Particle physicists are always on the lookout to find ways to probe this New Physics. A key task is to develop theories that are both consistent theoretically and viable in the light of available experimental data. In this context, studying the properties of the newly discovered Higgs boson is particularly important. Indeed, the Higgs boson is unique as the only known subatomic particle of spin 0. It also relates to many – if not most – of the open problems of Particle Physics. In particular, while it is understood that the Higgs boson is at the origin of the generation of elementary particles, the exact way this happens remains unknown. The Higgs mechanism is essential in describing the earliest times of the Universe’s history. The precise dynamics of this mechanism can have profound implications, for example, to understand why the Universe contains more matter than antimatter – and why we exist.

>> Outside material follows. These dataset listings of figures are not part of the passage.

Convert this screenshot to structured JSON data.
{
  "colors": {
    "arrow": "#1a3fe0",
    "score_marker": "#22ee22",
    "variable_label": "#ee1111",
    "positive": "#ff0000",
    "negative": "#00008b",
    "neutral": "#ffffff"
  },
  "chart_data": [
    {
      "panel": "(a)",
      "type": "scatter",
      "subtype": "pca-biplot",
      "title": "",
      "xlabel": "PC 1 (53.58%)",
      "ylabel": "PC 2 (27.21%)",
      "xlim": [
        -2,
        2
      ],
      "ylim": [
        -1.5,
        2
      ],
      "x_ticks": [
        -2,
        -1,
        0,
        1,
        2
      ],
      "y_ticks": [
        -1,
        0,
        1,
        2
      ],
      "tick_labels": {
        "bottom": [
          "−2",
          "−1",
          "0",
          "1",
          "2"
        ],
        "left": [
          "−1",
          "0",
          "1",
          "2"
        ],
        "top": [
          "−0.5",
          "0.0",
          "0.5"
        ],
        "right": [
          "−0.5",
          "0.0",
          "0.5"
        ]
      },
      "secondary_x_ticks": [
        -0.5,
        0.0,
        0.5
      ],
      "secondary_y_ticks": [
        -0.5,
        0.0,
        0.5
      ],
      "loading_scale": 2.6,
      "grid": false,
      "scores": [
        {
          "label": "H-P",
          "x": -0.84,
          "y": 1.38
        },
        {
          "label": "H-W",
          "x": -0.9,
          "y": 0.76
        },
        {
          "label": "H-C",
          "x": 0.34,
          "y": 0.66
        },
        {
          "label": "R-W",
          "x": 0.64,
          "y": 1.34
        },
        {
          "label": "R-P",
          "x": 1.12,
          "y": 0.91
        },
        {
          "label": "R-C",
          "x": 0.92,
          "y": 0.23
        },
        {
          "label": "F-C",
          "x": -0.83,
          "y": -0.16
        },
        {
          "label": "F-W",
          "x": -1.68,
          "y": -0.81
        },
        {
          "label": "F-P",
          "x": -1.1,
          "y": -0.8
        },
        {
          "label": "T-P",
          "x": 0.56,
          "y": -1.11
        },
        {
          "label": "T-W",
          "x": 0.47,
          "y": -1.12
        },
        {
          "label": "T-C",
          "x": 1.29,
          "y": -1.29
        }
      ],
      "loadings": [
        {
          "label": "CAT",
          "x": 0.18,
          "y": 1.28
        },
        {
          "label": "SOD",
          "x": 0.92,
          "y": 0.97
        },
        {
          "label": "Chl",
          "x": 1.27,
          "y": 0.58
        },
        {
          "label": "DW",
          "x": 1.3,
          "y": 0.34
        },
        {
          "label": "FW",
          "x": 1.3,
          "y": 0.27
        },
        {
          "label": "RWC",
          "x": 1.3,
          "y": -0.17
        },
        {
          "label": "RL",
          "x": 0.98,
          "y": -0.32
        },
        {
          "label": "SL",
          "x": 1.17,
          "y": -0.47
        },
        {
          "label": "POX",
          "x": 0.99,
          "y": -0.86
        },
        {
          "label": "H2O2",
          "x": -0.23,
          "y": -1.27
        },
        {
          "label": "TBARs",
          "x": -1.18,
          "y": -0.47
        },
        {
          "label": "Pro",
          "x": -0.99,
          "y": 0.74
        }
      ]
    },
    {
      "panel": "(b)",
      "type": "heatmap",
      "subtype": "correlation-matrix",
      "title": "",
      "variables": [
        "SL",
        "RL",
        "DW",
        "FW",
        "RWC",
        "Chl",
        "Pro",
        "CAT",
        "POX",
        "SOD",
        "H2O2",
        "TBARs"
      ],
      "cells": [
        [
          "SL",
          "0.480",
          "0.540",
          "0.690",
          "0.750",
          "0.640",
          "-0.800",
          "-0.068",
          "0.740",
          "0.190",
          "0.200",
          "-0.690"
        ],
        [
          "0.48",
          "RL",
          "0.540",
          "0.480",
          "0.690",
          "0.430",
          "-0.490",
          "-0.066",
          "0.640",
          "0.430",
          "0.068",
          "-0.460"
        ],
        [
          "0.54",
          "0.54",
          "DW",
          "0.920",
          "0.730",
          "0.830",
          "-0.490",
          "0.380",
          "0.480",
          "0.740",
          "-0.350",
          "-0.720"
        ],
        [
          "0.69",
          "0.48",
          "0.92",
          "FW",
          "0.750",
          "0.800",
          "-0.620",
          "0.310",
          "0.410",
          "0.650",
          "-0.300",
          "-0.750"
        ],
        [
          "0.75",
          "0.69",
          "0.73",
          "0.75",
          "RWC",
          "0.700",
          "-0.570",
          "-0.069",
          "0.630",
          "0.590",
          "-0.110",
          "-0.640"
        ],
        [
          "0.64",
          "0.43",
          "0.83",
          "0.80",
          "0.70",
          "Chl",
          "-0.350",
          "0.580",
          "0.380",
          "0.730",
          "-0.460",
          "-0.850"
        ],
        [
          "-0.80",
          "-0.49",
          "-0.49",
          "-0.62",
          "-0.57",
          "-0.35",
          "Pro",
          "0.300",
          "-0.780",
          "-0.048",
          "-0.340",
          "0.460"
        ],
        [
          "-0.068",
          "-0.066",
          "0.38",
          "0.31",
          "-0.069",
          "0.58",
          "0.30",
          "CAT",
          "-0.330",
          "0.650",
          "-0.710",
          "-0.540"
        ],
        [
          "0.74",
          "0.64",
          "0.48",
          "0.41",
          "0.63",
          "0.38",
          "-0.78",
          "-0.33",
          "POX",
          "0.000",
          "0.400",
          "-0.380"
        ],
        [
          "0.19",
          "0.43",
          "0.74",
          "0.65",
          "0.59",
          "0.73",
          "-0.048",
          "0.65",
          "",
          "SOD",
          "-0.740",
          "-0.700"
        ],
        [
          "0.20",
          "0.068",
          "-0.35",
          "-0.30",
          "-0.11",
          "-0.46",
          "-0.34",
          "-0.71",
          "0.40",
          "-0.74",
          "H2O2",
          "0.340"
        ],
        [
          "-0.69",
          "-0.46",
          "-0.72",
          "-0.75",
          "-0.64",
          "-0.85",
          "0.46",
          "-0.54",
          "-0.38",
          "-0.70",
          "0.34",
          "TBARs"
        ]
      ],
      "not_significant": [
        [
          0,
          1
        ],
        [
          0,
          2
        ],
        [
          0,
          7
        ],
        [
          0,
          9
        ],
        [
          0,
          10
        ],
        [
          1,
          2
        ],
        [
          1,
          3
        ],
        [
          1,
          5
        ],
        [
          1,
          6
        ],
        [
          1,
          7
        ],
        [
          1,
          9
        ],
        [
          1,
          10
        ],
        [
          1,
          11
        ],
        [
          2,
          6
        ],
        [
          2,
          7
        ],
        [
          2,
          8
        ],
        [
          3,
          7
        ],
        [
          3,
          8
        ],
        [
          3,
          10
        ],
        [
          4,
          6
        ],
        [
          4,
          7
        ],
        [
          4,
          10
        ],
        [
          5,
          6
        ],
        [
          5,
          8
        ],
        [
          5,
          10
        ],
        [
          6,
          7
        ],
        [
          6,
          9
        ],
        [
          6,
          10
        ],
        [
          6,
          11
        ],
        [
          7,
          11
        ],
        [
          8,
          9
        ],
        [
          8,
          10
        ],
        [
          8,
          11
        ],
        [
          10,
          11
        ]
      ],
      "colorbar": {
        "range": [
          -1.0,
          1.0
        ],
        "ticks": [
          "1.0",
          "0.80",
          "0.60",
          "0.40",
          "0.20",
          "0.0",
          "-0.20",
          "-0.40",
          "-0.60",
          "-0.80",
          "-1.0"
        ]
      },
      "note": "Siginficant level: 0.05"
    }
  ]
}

The properties of the Higgs boson allow learning about the dynamics of the mass generation mechanism. This is especially true for the Higgs potential, the function that describes the energy of the vacuum for a given configuration of the Higgs field. The key physical quantity is the coupling describing the self-interaction of three Higgs bosons, directly controlling the behavior of the Higgs potential. This quantity is called trilinear Higgs coupling.
This paper investigates the trilinear Higgs coupling in models with extended Higgs sectors – as a specific example, in a model with a second Higgs doublet. The calculations show that significant enhancements compared to the Standard Model prediction for this coupling are possible for unconstrained choices of the model parameters. Furthermore, the paper shows that comparing the prediction for the trilinear Higgs coupling with the latest experimental bounds on this coupling provides a novel and powerful probe of theories with extended Higgs sectors. This method offers a new way to assess sensitivity to New Physics beyond what can be obtained with state-of-the-art theoretical constraints or the present experimental results.
This work also highlights the importance of calculating the trilinear Higgs coupling to the highest possible level of precision, taking into account quantum effects. Future prospects for the experimental determination of the trilinear Higgs coupling promise significant improvements when this new method is used on data.